Trade talks were competitive, sought to maximise national self-interest and were not bound by any deadlines, whereas climate change required global cooperation, was about protecting the planet to remain habitable, and had a finite timeline if "cataclysmic" climate change is to be avoided.
"We are using a trade mentality, not just New Zealand but especially New Zealand, and we are screwing up at a fundamental level."
Also addressing the seminar was Business New Zealand's representative at Doha, John Carnegie, who warned the global business community is steadily losing interest in the United Nations-led talks, which are failing to unlock the new business opportunities that would come with a push to decarbonise global economic activity.
"Expectations (of Doha) were low and those were more than delivered on," he said of his "two weeks in a bubble of unreality."
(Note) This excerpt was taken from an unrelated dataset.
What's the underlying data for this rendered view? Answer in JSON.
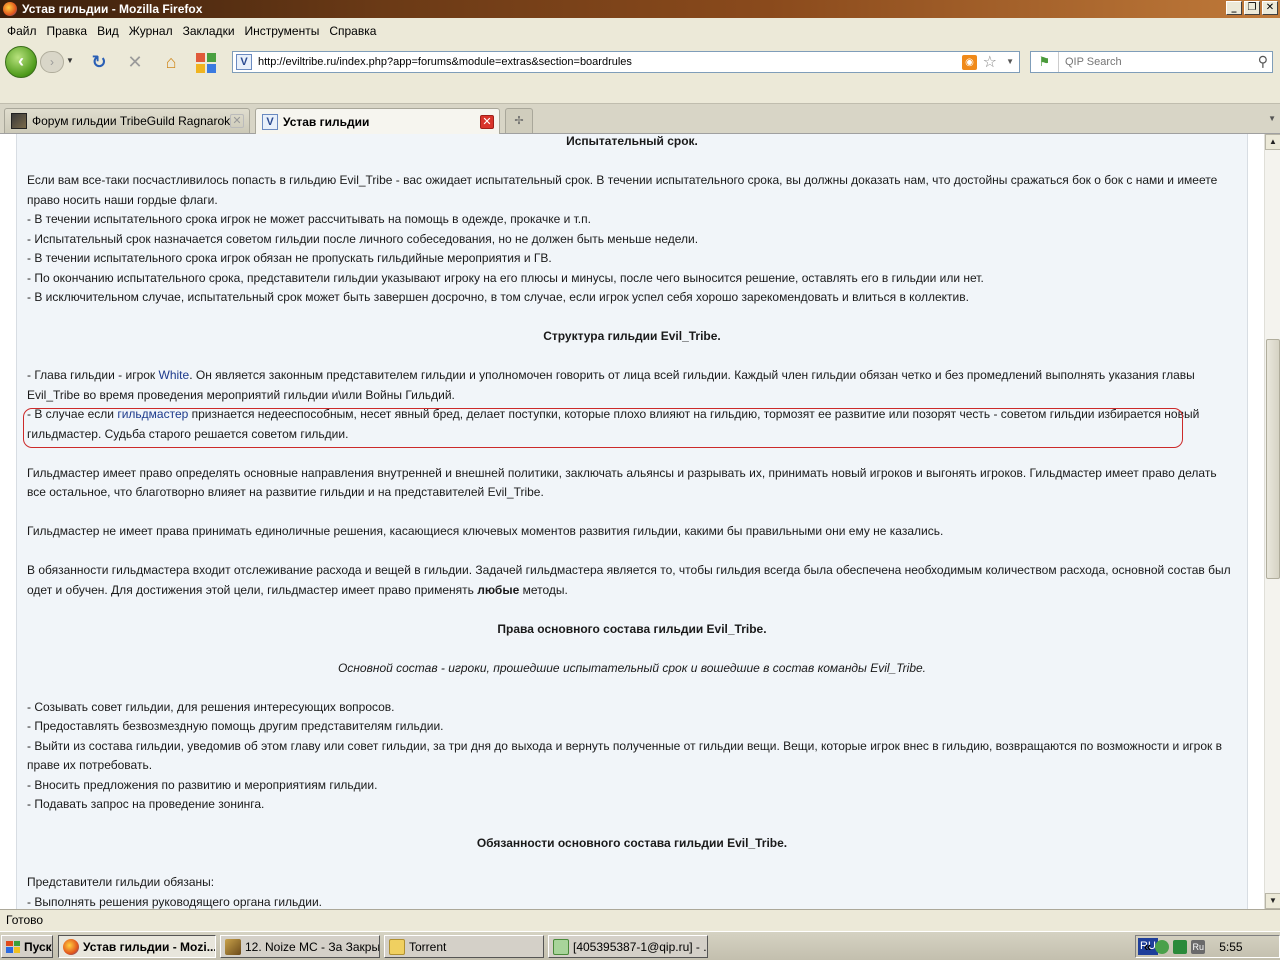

Local commentators have focused on the fact New Zealand was punished for leaving the Kyoto Protocol by being barred from secondary market trading in carbon beyond 2015. But Carnegie said this would be seen by history as "no more than a footnote" compared to the loss of the Clean Development Mechanism, which has generated carbon credits for emitter countries when they invest in approved carbon reduction schemes in developing countries.
The result would see CDM-linked carbon credits eventually become worthless.
"It's highly unlikely that business will have any trust at all in the development of any new UN market-based initiatives," he said. "I think we have seen the sun set on the use of UN market mechanisms."
Instead, businesses were increasingly responding to consumer and supply chain pressure to demonstrate environmental integrity.
New Zealand's climate change ambassador at the talks, Jo Tyndall, described how saw China, India and other major developing economies fought to keep a "firewall" between rich and poor countries in a post-Kyoto deal which is supposed to take effect from 2020.
The new deal is intended to bind in far more of the world's total greenhouse gas emissions than were covered in the First Commitment Period of the Kyoto Protocol, which expires at the end of this month.
That means placing carbon constraints on the fast-growing economies of Asia and South America, although Graham said it was neither morally right nor politically possible that there would be no firewall between developed and developing countries in the new deal, which is to be negotiated by 2015.
Former climate change negotiator Adrian Macey told the seminar there was still a gradual move towards a platform for all countries to contribute to a global climate change deal.
He criticised both the business and environmental lobbies, with business disengaged and environmental non-government organisations locked in a mindset of guilt and blame towards wealthy countries.